So since Pantheacon, I have been working on my shadows. Actually they have been working on me. They have been finding me in the oddest and most unusual places.
Take for instance yesterday at school. There is a kid who has been in several of my engineering classes. Nice kid, but just a kid. Yesterday we were talking about our physics homework and I commented on his octopus shirt that I mistook for a Cthulu shirt.
As his face lit up in this puppy dog smile, I suddenly saw a shadow. Sort of a minds eye shadow. He does not look like my first lover but he feels like him in some esoteric sort of way. I was 16 he was a bit older. To me he obviously knew everything and was going through what can only be described as a messiah phase. He was a self absorbed ass and I have been pissed off at him for 20 years. He left me for an older woman he met at college. Yes, everything was truly for the best.
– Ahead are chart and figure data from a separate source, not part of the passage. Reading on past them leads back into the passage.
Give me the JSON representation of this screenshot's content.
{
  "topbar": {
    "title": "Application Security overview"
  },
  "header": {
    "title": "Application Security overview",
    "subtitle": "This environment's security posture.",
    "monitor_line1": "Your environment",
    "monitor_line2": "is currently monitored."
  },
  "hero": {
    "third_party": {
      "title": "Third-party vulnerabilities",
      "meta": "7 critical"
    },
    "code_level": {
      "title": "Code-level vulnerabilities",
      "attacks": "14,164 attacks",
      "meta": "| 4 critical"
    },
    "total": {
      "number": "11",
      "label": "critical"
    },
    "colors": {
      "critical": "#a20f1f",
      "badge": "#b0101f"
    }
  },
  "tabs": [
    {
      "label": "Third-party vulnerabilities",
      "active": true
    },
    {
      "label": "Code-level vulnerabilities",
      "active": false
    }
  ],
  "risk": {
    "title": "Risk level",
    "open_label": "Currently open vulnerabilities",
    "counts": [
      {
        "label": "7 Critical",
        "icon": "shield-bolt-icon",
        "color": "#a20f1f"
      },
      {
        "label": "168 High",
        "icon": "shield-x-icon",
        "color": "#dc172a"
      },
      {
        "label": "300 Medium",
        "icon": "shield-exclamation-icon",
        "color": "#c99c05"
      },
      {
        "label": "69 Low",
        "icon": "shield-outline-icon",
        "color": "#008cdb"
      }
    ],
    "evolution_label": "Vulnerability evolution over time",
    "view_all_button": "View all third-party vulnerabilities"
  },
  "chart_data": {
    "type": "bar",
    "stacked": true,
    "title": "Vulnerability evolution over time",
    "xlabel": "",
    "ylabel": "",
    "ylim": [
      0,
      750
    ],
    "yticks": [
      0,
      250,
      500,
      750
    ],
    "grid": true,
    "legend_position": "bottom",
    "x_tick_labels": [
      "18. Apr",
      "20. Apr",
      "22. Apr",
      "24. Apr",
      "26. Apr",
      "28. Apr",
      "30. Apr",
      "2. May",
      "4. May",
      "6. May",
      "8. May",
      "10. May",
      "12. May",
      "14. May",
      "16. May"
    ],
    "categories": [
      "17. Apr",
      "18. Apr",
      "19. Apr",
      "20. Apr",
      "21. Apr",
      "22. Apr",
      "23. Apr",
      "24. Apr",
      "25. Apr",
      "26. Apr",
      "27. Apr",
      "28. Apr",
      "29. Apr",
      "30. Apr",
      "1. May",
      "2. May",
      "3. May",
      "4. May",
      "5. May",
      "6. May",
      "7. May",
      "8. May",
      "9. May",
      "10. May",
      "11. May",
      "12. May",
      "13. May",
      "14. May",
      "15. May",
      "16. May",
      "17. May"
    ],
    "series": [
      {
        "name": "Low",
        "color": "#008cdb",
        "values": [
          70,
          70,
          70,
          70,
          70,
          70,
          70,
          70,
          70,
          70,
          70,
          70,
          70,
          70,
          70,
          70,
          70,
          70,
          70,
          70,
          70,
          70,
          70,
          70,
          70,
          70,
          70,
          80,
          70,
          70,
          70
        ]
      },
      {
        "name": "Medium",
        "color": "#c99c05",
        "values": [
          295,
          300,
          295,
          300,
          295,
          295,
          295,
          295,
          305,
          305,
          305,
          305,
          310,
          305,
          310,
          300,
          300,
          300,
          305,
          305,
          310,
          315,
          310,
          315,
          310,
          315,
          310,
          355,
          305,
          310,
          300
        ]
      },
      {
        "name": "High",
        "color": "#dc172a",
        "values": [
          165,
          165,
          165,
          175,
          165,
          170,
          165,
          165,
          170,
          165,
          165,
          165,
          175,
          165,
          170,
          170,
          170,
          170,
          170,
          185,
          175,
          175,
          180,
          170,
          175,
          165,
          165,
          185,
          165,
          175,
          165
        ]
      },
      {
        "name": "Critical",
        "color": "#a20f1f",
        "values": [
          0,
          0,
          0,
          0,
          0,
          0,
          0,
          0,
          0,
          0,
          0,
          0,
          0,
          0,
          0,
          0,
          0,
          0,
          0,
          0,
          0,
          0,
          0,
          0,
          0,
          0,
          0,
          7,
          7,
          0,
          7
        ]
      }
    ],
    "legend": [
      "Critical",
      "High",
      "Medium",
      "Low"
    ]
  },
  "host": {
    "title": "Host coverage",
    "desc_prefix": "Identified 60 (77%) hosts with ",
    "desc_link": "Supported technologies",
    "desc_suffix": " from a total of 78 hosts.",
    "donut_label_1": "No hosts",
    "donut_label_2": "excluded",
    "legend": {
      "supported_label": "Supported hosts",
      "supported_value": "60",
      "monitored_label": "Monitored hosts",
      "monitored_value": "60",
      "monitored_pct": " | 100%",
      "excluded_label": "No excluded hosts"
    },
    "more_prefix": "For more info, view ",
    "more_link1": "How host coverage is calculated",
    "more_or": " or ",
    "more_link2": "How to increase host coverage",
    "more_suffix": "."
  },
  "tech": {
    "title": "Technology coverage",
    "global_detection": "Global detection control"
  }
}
After looking at my little physics buddy looking up at me with this wide eyed wonder, I realized that he was just a scared kid. Suddenly lessons from 20 years ago started to surface. 20 years ago that kid knew nothing of life, but he knew more than me. When you are young that is pretty damned close to omnipotent. As that older woman now, I am curious what the hell that woman was thinking. 20 year old boys are like puppies, they are cute to have around but you know that sooner or later they will ruin the carpet and chew on something you want back in one piece.
So for what it is worth after all of these years, I can finally let that anger go. He was just a scared kid and was not doing anything on purpose he just didn't know any better. I do not realize that I was still pissed after all of this time. It has now come full circle and I am done. For what it is worth universally "I forgive you and wish you a good and happy life."